On 4/14/25 6:48 AM, Thomas Petazzoni wrote:
Hello Christoph,
On Mon, 14 Apr 2025 04:24:21 -0700 Christoph Hellwig hch@infradead.org wrote:
On Mon, Apr 14, 2025 at 10:24:55AM +0200, Thomas Petazzoni wrote:
What this patch series is about is to add new user-space interface to extend the existing UIO subsystem.
Which as I explained to you is fundamentally broken and unsafe. If you need to do DMA from userspae you need to use vfio/iommufd.
I'm still unclear as to why it is more "broken and unsafe" than UIO already is. As I already replied in this thread: UIO allows to remap MMIO registers into a user-space application, which can then do whatever it wants with the IP block behind those MMIO registers. If this IP block supports DMA, it already means that _today_ with the current UIO subsystem as it is, the user-space application can program a DMA transfer to read/write to any location in memory.
Therefore, providing a way to cleanly allocate DMA buffers and get their physical address will not make things any better or worse in terms of safety.
The fact that it is reasonably safe is solely based on access control to the UIO device, done using usual Unix permissions, and that is already the case today.
I am not sure how this can work in our use-case. We have a very simple set of IP blocks implemented in a FPGA, some of those IP blocks are able to perform DMA operations. The register of those IP blocks are mapped into a user-space application using the existing, accepted upstream, UIO subsystem. Some of those registers allow to program DMA transfers. So far, we can do all what we need, except program those DMA transfers. Lots of people are having the same issue, and zillions of ugly out-of-tree solutions flourish all over, and we're trying to see if we can constructively find a solution that would be acceptable upstream to resolve this use-case. Our platform is an old PowerPC with no IOMMU.
Then your driver design can't work and you need to replace it with a proper in-kernel driver.

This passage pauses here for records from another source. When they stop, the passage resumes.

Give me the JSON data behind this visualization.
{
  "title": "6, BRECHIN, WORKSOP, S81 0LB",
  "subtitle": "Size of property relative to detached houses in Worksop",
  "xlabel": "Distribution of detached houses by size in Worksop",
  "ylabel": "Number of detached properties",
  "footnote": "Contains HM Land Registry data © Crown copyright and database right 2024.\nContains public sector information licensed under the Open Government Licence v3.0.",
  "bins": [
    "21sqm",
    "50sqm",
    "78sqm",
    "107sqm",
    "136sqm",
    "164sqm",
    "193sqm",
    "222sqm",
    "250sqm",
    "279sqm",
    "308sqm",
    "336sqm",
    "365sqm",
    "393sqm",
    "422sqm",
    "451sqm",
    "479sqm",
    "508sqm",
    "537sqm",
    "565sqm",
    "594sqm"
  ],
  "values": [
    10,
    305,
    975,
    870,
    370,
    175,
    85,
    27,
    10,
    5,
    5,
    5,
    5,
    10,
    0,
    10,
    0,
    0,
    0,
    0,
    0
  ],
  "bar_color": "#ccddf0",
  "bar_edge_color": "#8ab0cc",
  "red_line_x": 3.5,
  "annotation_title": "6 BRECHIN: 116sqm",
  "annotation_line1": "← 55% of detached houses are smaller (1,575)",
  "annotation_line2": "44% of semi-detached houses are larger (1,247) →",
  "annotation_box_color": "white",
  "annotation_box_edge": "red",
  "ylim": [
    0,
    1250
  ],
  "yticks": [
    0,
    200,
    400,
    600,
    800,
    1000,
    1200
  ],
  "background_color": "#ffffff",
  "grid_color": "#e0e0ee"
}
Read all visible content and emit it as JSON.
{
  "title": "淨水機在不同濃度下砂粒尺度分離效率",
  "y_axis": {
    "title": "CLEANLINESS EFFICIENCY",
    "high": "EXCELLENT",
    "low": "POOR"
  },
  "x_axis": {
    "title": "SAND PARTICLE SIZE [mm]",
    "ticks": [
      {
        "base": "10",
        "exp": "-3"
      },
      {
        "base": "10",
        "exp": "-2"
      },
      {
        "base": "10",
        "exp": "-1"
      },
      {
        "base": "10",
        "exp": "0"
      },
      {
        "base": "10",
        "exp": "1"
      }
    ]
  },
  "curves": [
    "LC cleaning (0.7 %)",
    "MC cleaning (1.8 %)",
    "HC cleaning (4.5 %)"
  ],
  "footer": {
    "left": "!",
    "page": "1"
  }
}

See above: your point is moot because providing capabilities to allocate a buffer and get its physical address so that a UIO-based user-space application can do DMA transfer does not make things any more unsafe than they already are.
"UIO is a broken legacy mess, so let's add more broken things to it as broken + broken => still broken, so no harm done", am I getting that right?
If your FPGA IP can do DMA then you should not be using UIO in the first place, see UIO docs:
Please note that UIO is not an universal driver interface. Devices that are already handled well by other kernel subsystems (like networking or serial or USB) are no candidates for an UIO driver.
The DMA subsystem already handles DMA devices, so write a DMA driver.